I think there’s pretty distinct styles going from John to Butch. We initially started demoing stuff with John because he was free and his studio is kind of his house. He was letting us work up there. Some of the stuff we were really happy with, and we thought it could potentially be the record.

We just went from there, and started writing and recording stuff with John specifically for the album. I think the best thing he gave us was the work ethic. He’s sort of nonstop. He wakes up early, has a cup of coffee, and then he goes for 13 or 14 hours before he’s finished. We were definitely coming from more of a relaxed approach, and I think it was good to get a kick in the ass.

Butch was amazing as well. He gave us more of the ability, now that we’ve left, to record things on our own. I think we learned a lot about how to record things – how to get a vocal sound, how to get a good guitar sound, what mics to use. That was something we were always interested in but never really had the time to learn. I think now, moving forward, we’re in a better position to almost co-produce stuff or do demos. It was great working with both of them.

Brendon has kind of been describing this album as a study of human behavior, and I guess he got the album title from the seven deadly sins. What is this album about for you?

We definitely went through some unique changes in things outside of music before we wrote this record, definitely more so than the last record. We were writing about stuff that was totally different than what we experienced for the two previous records. We knew that for fans of ours, going through the split and all that stuff, if we didn’t talk about it or didn’t address it, it would be a little bit weird. It’d be this weird elephant in the room where everybody knew what happened but acted like it didn’t. That was something we wanted to touch on, and there’s a couple songs that have lyrics about that.

The record is sort of about going from being comfortable with we’re you’re at to having something happen where you get thrown in totally the opposite direction. You’re so disoriented that you have no idea of really what’s going on, what you’ll be doing in the future or where things are at. It’s about working and pushing forward to get back to that point where you’re excited and happy about what’s going on. I think that was what was happening throughout the writing, and it made its way into the songs.
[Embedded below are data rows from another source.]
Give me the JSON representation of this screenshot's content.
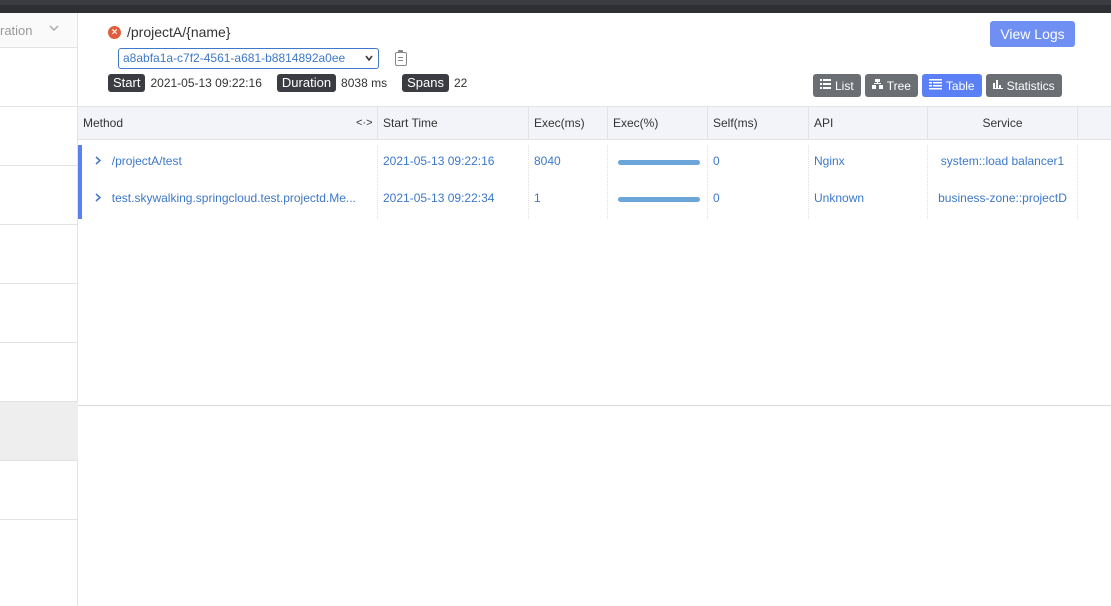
{
  "sidebar": {
    "filter_label": "ration"
  },
  "header": {
    "title": "/projectA/{name}",
    "trace_id": "a8abfa1a-c7f2-4561-a681-b8814892a0ee",
    "start_label": "Start",
    "start_value": "2021-05-13 09:22:16",
    "duration_label": "Duration",
    "duration_value": "8038 ms",
    "spans_label": "Spans",
    "spans_value": "22",
    "view_logs": "View Logs"
  },
  "views": [
    {
      "label": "List",
      "icon": "list-icon",
      "active": false
    },
    {
      "label": "Tree",
      "icon": "tree-icon",
      "active": false
    },
    {
      "label": "Table",
      "icon": "table-icon",
      "active": true
    },
    {
      "label": "Statistics",
      "icon": "statistics-icon",
      "active": false
    }
  ],
  "table": {
    "columns": [
      "Method",
      "Start Time",
      "Exec(ms)",
      "Exec(%)",
      "Self(ms)",
      "API",
      "Service"
    ],
    "resize_glyph": "<·>",
    "rows": [
      {
        "method": "/projectA/test",
        "start": "2021-05-13 09:22:16",
        "exec": "8040",
        "exec_pct": 1.0,
        "self": "0",
        "api": "Nginx",
        "service": "system::load balancer1"
      },
      {
        "method": "test.skywalking.springcloud.test.projectd.Me...",
        "start": "2021-05-13 09:22:34",
        "exec": "1",
        "exec_pct": 1.0,
        "self": "0",
        "api": "Unknown",
        "service": "business-zone::projectD"
      }
    ]
  },
  "colors": {
    "accent": "#5b80f6",
    "link": "#3d78c9",
    "error": "#e05d3d",
    "exec_bar": "#6ba5da"
  }
}
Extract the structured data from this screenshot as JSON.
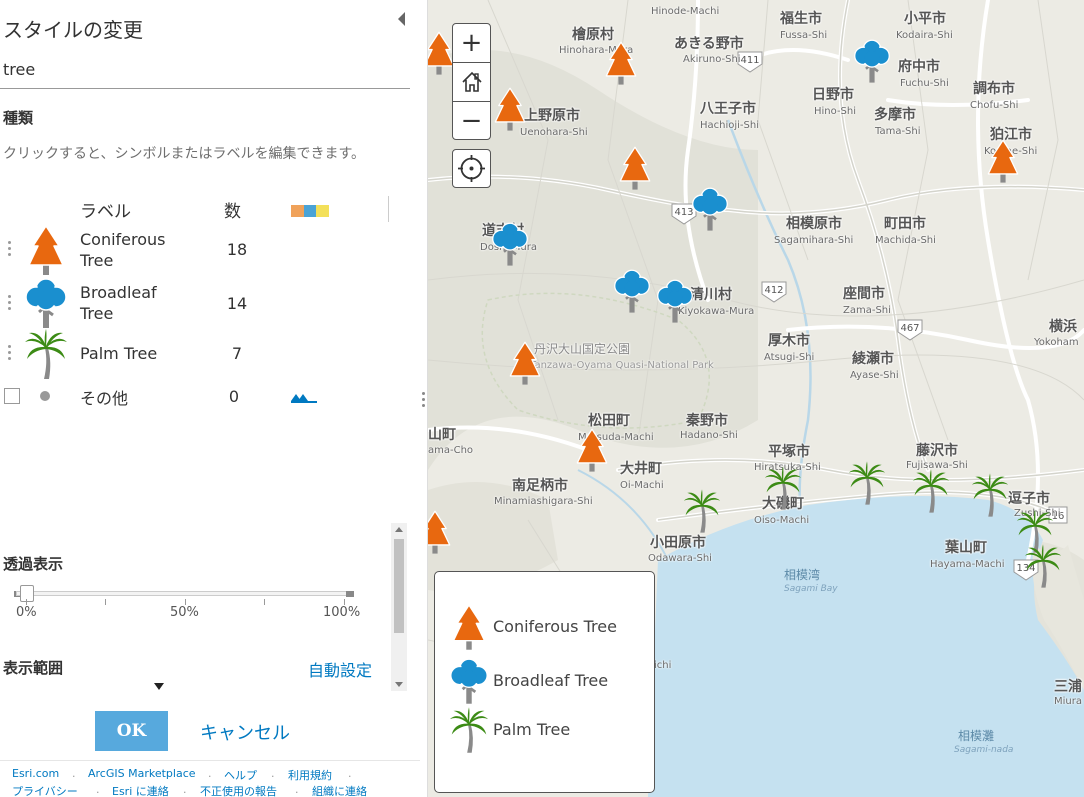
{
  "style_panel": {
    "title": "スタイルの変更",
    "layer_name": "tree",
    "types_heading": "種類",
    "instructions": "クリックすると、シンボルまたはラベルを編集できます。",
    "column_label": "ラベル",
    "column_count": "数",
    "swatch_colors": [
      "#f0a25a",
      "#4aa3d6",
      "#f3e05a"
    ],
    "categories": [
      {
        "label": "Coniferous Tree",
        "count": "18",
        "icon": "coniferous-tree-icon",
        "color": "#e8680f"
      },
      {
        "label": "Broadleaf Tree",
        "count": "14",
        "icon": "broadleaf-tree-icon",
        "color": "#1a8fcf"
      },
      {
        "label": "Palm Tree",
        "count": "7",
        "icon": "palm-tree-icon",
        "color": "#3c8b15"
      }
    ],
    "other": {
      "label": "その他",
      "count": "0",
      "icon": "gray-dot-icon"
    },
    "transparency": {
      "heading": "透過表示",
      "value_percent": 0,
      "ticks": [
        "0%",
        "50%",
        "100%"
      ]
    },
    "visible_range": {
      "heading": "表示範囲",
      "auto_label": "自動設定"
    },
    "ok_label": "OK",
    "cancel_label": "キャンセル",
    "accent_color": "#0079c1"
  },
  "footer": {
    "links_row1": [
      "Esri.com",
      "ArcGIS Marketplace",
      "ヘルプ",
      "利用規約"
    ],
    "links_row2": [
      "プライバシー",
      "Esri に連絡",
      "不正使用の報告",
      "組織に連絡"
    ]
  },
  "map": {
    "controls": {
      "zoom_in": "+",
      "zoom_out": "−",
      "home_icon": "home-icon",
      "locate_icon": "locate-icon"
    },
    "place_labels": [
      {
        "name": "檜原村",
        "romaji": "Hinohara-Mura"
      },
      {
        "name": "あきる野市",
        "romaji": "Akiruno-Shi"
      },
      {
        "name": "福生市",
        "romaji": "Fussa-Shi"
      },
      {
        "name": "小平市",
        "romaji": "Kodaira-Shi"
      },
      {
        "name": "府中市",
        "romaji": "Fuchu-Shi"
      },
      {
        "name": "日野市",
        "romaji": "Hino-Shi"
      },
      {
        "name": "多摩市",
        "romaji": "Tama-Shi"
      },
      {
        "name": "調布市",
        "romaji": "Chofu-Shi"
      },
      {
        "name": "八王子市",
        "romaji": "Hachioji-Shi"
      },
      {
        "name": "上野原市",
        "romaji": "Uenohara-Shi"
      },
      {
        "name": "狛江市",
        "romaji": "Komae-Shi"
      },
      {
        "name": "相模原市",
        "romaji": "Sagamihara-Shi"
      },
      {
        "name": "町田市",
        "romaji": "Machida-Shi"
      },
      {
        "name": "座間市",
        "romaji": "Zama-Shi"
      },
      {
        "name": "清川村",
        "romaji": "Kiyokawa-Mura"
      },
      {
        "name": "厚木市",
        "romaji": "Atsugi-Shi"
      },
      {
        "name": "綾瀬市",
        "romaji": "Ayase-Shi"
      },
      {
        "name": "横浜",
        "romaji": "Yokoham"
      },
      {
        "name": "丹沢大山国定公園",
        "romaji": "Tanzawa-Oyama Quasi-National Park"
      },
      {
        "name": "松田町",
        "romaji": "Matsuda-Machi"
      },
      {
        "name": "秦野市",
        "romaji": "Hadano-Shi"
      },
      {
        "name": "平塚市",
        "romaji": "Hiratsuka-Shi"
      },
      {
        "name": "藤沢市",
        "romaji": "Fujisawa-Shi"
      },
      {
        "name": "南足柄市",
        "romaji": "Minamiashigara-Shi"
      },
      {
        "name": "大井町",
        "romaji": "Oi-Machi"
      },
      {
        "name": "大磯町",
        "romaji": "Oiso-Machi"
      },
      {
        "name": "逗子市",
        "romaji": "Zushi-Shi"
      },
      {
        "name": "小田原市",
        "romaji": "Odawara-Shi"
      },
      {
        "name": "葉山町",
        "romaji": "Hayama-Machi"
      },
      {
        "name": "三浦",
        "romaji": "Miura"
      },
      {
        "name": "山町",
        "romaji": "ama-Cho"
      },
      {
        "name": "道志村",
        "romaji": "Doshi-Mura"
      },
      {
        "name": "Hinode-Machi",
        "romaji": ""
      },
      {
        "name": "ichi",
        "romaji": ""
      }
    ],
    "water_labels": [
      {
        "name": "相模湾",
        "romaji": "Sagami Bay"
      },
      {
        "name": "相模灘",
        "romaji": "Sagami-nada"
      }
    ],
    "route_numbers": [
      "411",
      "413",
      "412",
      "467",
      "134",
      "16"
    ],
    "legend": [
      {
        "label": "Coniferous Tree",
        "icon": "coniferous-tree-icon"
      },
      {
        "label": "Broadleaf Tree",
        "icon": "broadleaf-tree-icon"
      },
      {
        "label": "Palm Tree",
        "icon": "palm-tree-icon"
      }
    ],
    "colors": {
      "land": "#ecebe4",
      "water": "#c5e1f0",
      "roads": "#ffffff",
      "coniferous": "#e8680f",
      "broadleaf": "#1a8fcf",
      "palm": "#3c8b15"
    }
  }
}
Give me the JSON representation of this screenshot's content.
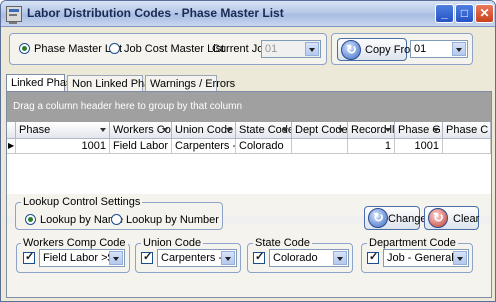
{
  "window": {
    "title": "Labor Distribution Codes - Phase Master List"
  },
  "mode": {
    "option1": "Phase Master List",
    "option2": "Job Cost Master List",
    "selected": "Phase Master List",
    "current_job_label": "Current Job:",
    "current_job_value": "01",
    "copy_from_label": "Copy From",
    "copy_from_value": "01"
  },
  "tabs": [
    {
      "label": "Linked Phases",
      "active": true
    },
    {
      "label": "Non Linked Phases",
      "active": false
    },
    {
      "label": "Warnings / Errors",
      "active": false
    }
  ],
  "grid": {
    "group_hint": "Drag a column header here to group by that column",
    "columns": [
      "Phase",
      "Workers Com",
      "Union Code",
      "State Code",
      "Dept Code",
      "Record ll",
      "Phase G",
      "Phase C"
    ],
    "rows": [
      [
        "1001",
        "Field Labor >$XX",
        "Carpenters - Jou",
        "Colorado",
        "",
        "1",
        "1001",
        ""
      ]
    ]
  },
  "lookup": {
    "title": "Lookup Control Settings",
    "by_name": "Lookup by Name",
    "by_number": "Lookup by Number",
    "selected": "Lookup by Name"
  },
  "buttons": {
    "change": "Change",
    "clear": "Clear"
  },
  "filters": {
    "workers_comp": {
      "label": "Workers Comp Code",
      "checked": true,
      "value": "Field Labor >$XX/h"
    },
    "union": {
      "label": "Union Code",
      "checked": true,
      "value": "Carpenters - Journ"
    },
    "state": {
      "label": "State Code",
      "checked": true,
      "value": "Colorado"
    },
    "department": {
      "label": "Department Code",
      "checked": true,
      "value": "Job - General Labor"
    }
  }
}
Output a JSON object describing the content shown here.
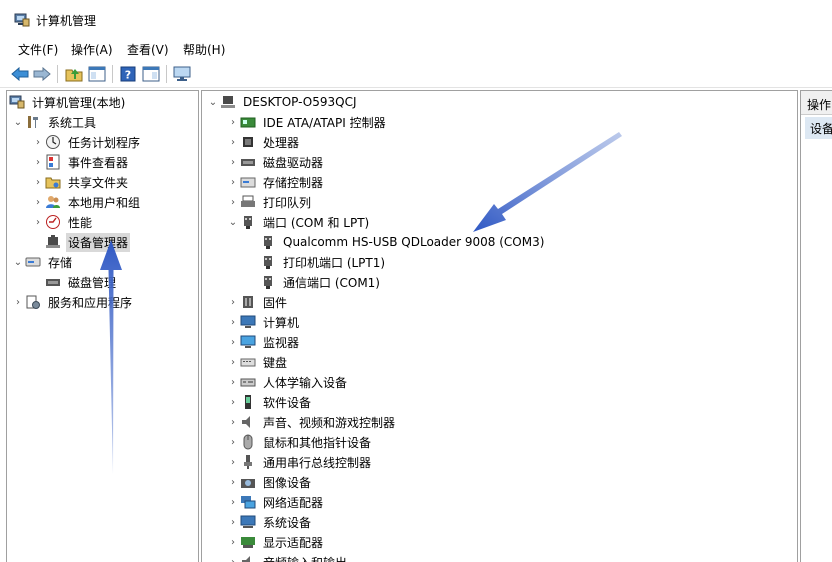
{
  "window": {
    "title": "计算机管理"
  },
  "menubar": {
    "items": [
      "文件(F)",
      "操作(A)",
      "查看(V)",
      "帮助(H)"
    ]
  },
  "toolbar": {
    "buttons": [
      "back-icon",
      "forward-icon",
      "up-folder-icon",
      "show-hide-tree-icon",
      "help-icon",
      "properties-icon",
      "monitor-icon"
    ]
  },
  "left_tree": {
    "root": "计算机管理(本地)",
    "system_tools": "系统工具",
    "task_scheduler": "任务计划程序",
    "event_viewer": "事件查看器",
    "shared_folders": "共享文件夹",
    "local_users": "本地用户和组",
    "performance": "性能",
    "device_manager": "设备管理器",
    "storage": "存储",
    "disk_management": "磁盘管理",
    "services_apps": "服务和应用程序"
  },
  "device_tree": {
    "computer": "DESKTOP-O593QCJ",
    "categories": [
      "IDE ATA/ATAPI 控制器",
      "处理器",
      "磁盘驱动器",
      "存储控制器",
      "打印队列",
      "端口 (COM 和 LPT)"
    ],
    "ports": [
      "Qualcomm HS-USB QDLoader 9008 (COM3)",
      "打印机端口 (LPT1)",
      "通信端口 (COM1)"
    ],
    "categories_after": [
      "固件",
      "计算机",
      "监视器",
      "键盘",
      "人体学输入设备",
      "软件设备",
      "声音、视频和游戏控制器",
      "鼠标和其他指针设备",
      "通用串行总线控制器",
      "图像设备",
      "网络适配器",
      "系统设备",
      "显示适配器",
      "音频输入和输出"
    ]
  },
  "actions_pane": {
    "header": "操作",
    "item": "设备"
  },
  "colors": {
    "annotation_arrow": "#3a5fc8",
    "selection": "#d9d9d9"
  }
}
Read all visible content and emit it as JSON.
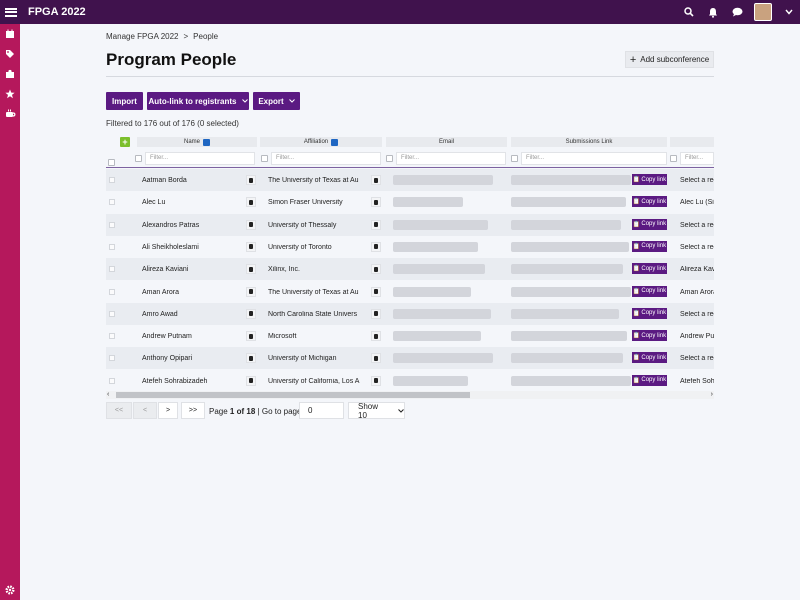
{
  "topbar": {
    "title": "FPGA 2022",
    "icons": [
      "menu-icon",
      "search-icon",
      "bell-icon",
      "chat-icon",
      "user-avatar",
      "chevron-down-icon"
    ]
  },
  "sidebar": {
    "icons": [
      "calendar-icon",
      "tag-icon",
      "puzzle-icon",
      "star-icon",
      "coffee-icon",
      "gear-icon"
    ]
  },
  "breadcrumb": {
    "parent": "Manage FPGA 2022",
    "sep": ">",
    "current": "People"
  },
  "page": {
    "title": "Program People",
    "add_sub": "Add subconference"
  },
  "toolbar": {
    "import": "Import",
    "autolink": "Auto-link to registrants",
    "export": "Export"
  },
  "filtered": "Filtered to 176 out of 176 (0 selected)",
  "columns": {
    "name": "Name",
    "affiliation": "Affiliation",
    "email": "Email",
    "submissions": "Submissions Link"
  },
  "filter_placeholder": "Filter...",
  "copy_label": "Copy link",
  "rows": [
    {
      "name": "Aatman Borda",
      "aff": "The University of Texas at Au",
      "role": "Select a reg"
    },
    {
      "name": "Alec Lu",
      "aff": "Simon Fraser University",
      "role": "Alec Lu (Sin"
    },
    {
      "name": "Alexandros Patras",
      "aff": "University of Thessaly",
      "role": "Select a reg"
    },
    {
      "name": "Ali Sheikholeslami",
      "aff": "University of Toronto",
      "role": "Select a reg"
    },
    {
      "name": "Alireza Kaviani",
      "aff": "Xilinx, Inc.",
      "role": "Alireza Kavi"
    },
    {
      "name": "Aman Arora",
      "aff": "The University of Texas at Au",
      "role": "Aman Arora"
    },
    {
      "name": "Amro Awad",
      "aff": "North Carolina State Univers",
      "role": "Select a reg"
    },
    {
      "name": "Andrew Putnam",
      "aff": "Microsoft",
      "role": "Andrew Put"
    },
    {
      "name": "Anthony Opipari",
      "aff": "University of Michigan",
      "role": "Select a reg"
    },
    {
      "name": "Atefeh Sohrabizadeh",
      "aff": "University of California, Los A",
      "role": "Atefeh Soh"
    }
  ],
  "pagination": {
    "first": "<<",
    "prev": "<",
    "next": ">",
    "last": ">>",
    "page_label": "Page",
    "page": "1",
    "of_label": "of",
    "total": "18",
    "goto": "| Go to page:",
    "goto_value": "0",
    "show": "Show 10"
  }
}
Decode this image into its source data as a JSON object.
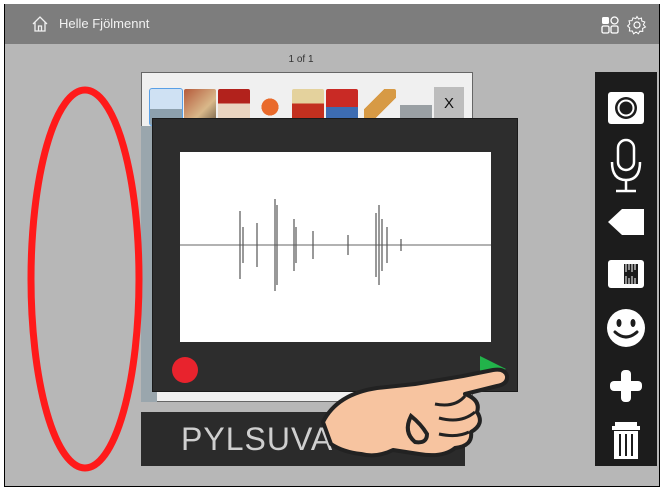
{
  "header": {
    "user_name": "Helle Fjölmennt",
    "home_icon": "home-icon",
    "apps_icon": "apps-icon",
    "settings_icon": "gear-icon"
  },
  "pager": {
    "label": "1 of 1"
  },
  "thumbnails": {
    "close_label": "X",
    "selected_index": 0
  },
  "audio": {
    "record_color": "#e8232d",
    "play_color": "#22b34a"
  },
  "card": {
    "label": "PYLSUVAGN"
  },
  "toolbar": {
    "items": [
      "camera-icon",
      "microphone-icon",
      "pencil-icon",
      "ruler-icon",
      "smiley-icon",
      "plus-icon",
      "trash-icon"
    ]
  },
  "annotation": {
    "oval_color": "#ff1a1a"
  }
}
You have released six b-sides so far as various bonus tracks here and there. Those have been getting a pretty positive response, and I know I like a couple of them more than some of the stuff that made it onto the album. How did you decide to whittle those out and end up putting only 10 songs on the album?

It’s interesting because I think for us we would have liked to have had a record that was 16 songs or something like that. It’s kind of a hard thing where nowadays it’s more about what the people that put the music out want to do. It’s more, like, less songs but release them more quickly, or something like that. More records in a shorter amount of time.

Music has shifted back towards almost how it was in the ‘50s, where it’s so single driven and a lot of people are less concerned about full albums. The compromise for us was, OK, if the record is 10 songs then we’re going to release quite a few b-sides and bonus tracks.

For us, if we weren’t happy with it, we wouldn’t release it at all. So releasing it as a b-side isn’t really us saying it’s a song that’s not as good. For whatever reason, it’s hard to look at all the songs that you have at the end of the record process in the same way. Some of them are brand new, some of them are a year old, and you sort of view them differently. It’s hard to view it how people that haven’t been working on any of the music are able to look at the songs. I’m glad we were able to release them as bonus tracks and get them out that way.

Are you still sitting on a lot of other songs?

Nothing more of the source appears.